"Pencabutan undang-undang itu perlu segera dilakukan karena sampai sekarang tata kelola migas di Indonesia lebih buruk dibandingkan negara tetangga. Contoh, Filipina, Vietnam, dan Kamboja," kata Pengamat Energi dan Sumber Daya Mineral, Kurtubi, ditanya terkait pengelolaan migas nasional, di Surabaya, Kamis.
Menurut Kurtubi, UU Migas No.22/2001 sudah cacat karena Mahkamah Konstitusi telah mencabut beberapa pasal pokok. Salah satunya, pasal 22 ayat 3 tentang kuasa pertambangan.

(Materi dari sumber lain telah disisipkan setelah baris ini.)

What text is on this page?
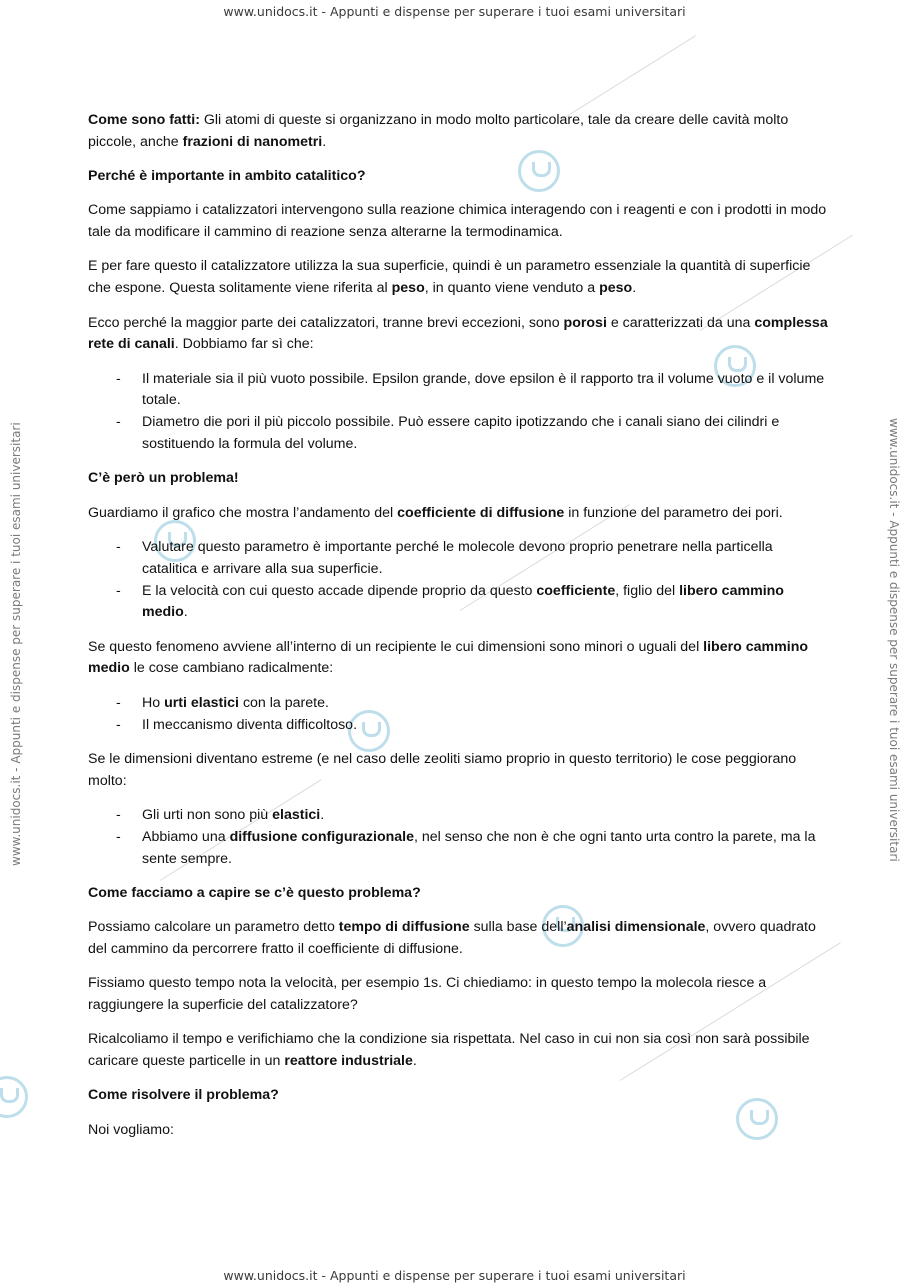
www.unidocs.it - Appunti e dispense per superare i tuoi esami universitari
www.unidocs.it - Appunti e dispense per superare i tuoi esami universitari
www.unidocs.it - Appunti e dispense per superare i tuoi esami universitari	www.unidocs.it - Appunti e dispense per superare i tuoi esami universitari

Come sono fatti: Gli atomi di queste si organizzano in modo molto particolare, tale da creare delle cavità molto piccole, anche frazioni di nanometri.

Perché è importante in ambito catalitico?

Come sappiamo i catalizzatori intervengono sulla reazione chimica interagendo con i reagenti e con i prodotti in modo tale da modificare il cammino di reazione senza alterarne la termodinamica.

E per fare questo il catalizzatore utilizza la sua superficie, quindi è un parametro essenziale la quantità di superficie che espone. Questa solitamente viene riferita al peso, in quanto viene venduto a peso.

Ecco perché la maggior parte dei catalizzatori, tranne brevi eccezioni, sono porosi e caratterizzati da una complessa rete di canali. Dobbiamo far sì che:

- Il materiale sia il più vuoto possibile. Epsilon grande, dove epsilon è il rapporto tra il volume vuoto e il volume totale.
- Diametro die pori il più piccolo possibile. Può essere capito ipotizzando che i canali siano dei cilindri e sostituendo la formula del volume.

C’è però un problema!

Guardiamo il grafico che mostra l’andamento del coefficiente di diffusione in funzione del parametro dei pori.

- Valutare questo parametro è importante perché le molecole devono proprio penetrare nella particella catalitica e arrivare alla sua superficie.
- E la velocità con cui questo accade dipende proprio da questo coefficiente, figlio del libero cammino medio.

Se questo fenomeno avviene all’interno di un recipiente le cui dimensioni sono minori o uguali del libero cammino medio le cose cambiano radicalmente:

- Ho urti elastici con la parete.
- Il meccanismo diventa difficoltoso.

Se le dimensioni diventano estreme (e nel caso delle zeoliti siamo proprio in questo territorio) le cose peggiorano molto:

- Gli urti non sono più elastici.
- Abbiamo una diffusione configurazionale, nel senso che non è che ogni tanto urta contro la parete, ma la sente sempre.

Come facciamo a capire se c’è questo problema?

Possiamo calcolare un parametro detto tempo di diffusione sulla base dell’analisi dimensionale, ovvero quadrato del cammino da percorrere fratto il coefficiente di diffusione.

Fissiamo questo tempo nota la velocità, per esempio 1s. Ci chiediamo: in questo tempo la molecola riesce a raggiungere la superficie del catalizzatore?

Ricalcoliamo il tempo e verifichiamo che la condizione sia rispettata. Nel caso in cui non sia così non sarà possibile caricare queste particelle in un reattore industriale.

Come risolvere il problema?

Noi vogliamo:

"Padahal, idealnya kuasa pertambangan ada di tangan Badan Usaha Milik Negara/BUMN," ujarnya.
Di sisi lain, ungkap dia, undang-undang tersebut mengakibatkan kondisi investasi migas di Indonesia menjadi yang terburuk di dunia. Bahkan, mempengaruhi kinerja produksi/lifting minyak yang turun karena nyaris nihil penemuan cadangan baru.
"Undang-undang migas juga berpotensi merugikan negara ratusan triliun rupiah mengingat bagian negara harus dijual oleh pihak ketiga," katanya.
Selain itu, tambah dia, gas negara dijual murah ke China sedangkan PLN, industri dalam negeri, dan sektor transportasi kekurangan gas. Dampak selanjutnya, blok-blok produksi migas yang sudah selesai kontrak sulit diambil alih langsung karena BP Migas tidak bisa meneruskan operasinya.
"Apalagi, BP Migas bukan perusahaan minyak," katanya.
Di samping itu, ulas dia, BP Migas atau Kementerian Energi dan Sumber Daya Mineral/ESDM justru menyetujui pengalihan saham Block West Madura Offshore kepada dua perusahaan beberapa hari menjelang berakhirnya kontrak.
"Permasalahan tersebut memicu kemarahan masyarakat sehingga mereka melapor ke KPK," katanya.
Sementara, lanjut dia, idealnya selesai kontrak Block West Madura Offshore tersebut harus dikembalikan ke negara. Bahkan, ada baiknya Pertamina sebagai perwakilan publik mendapatkan jatah 100 persen.
"Bukan 80 persen untuk Pertamina, 10 persen Jatim, dan 10 persen swasta," katanya.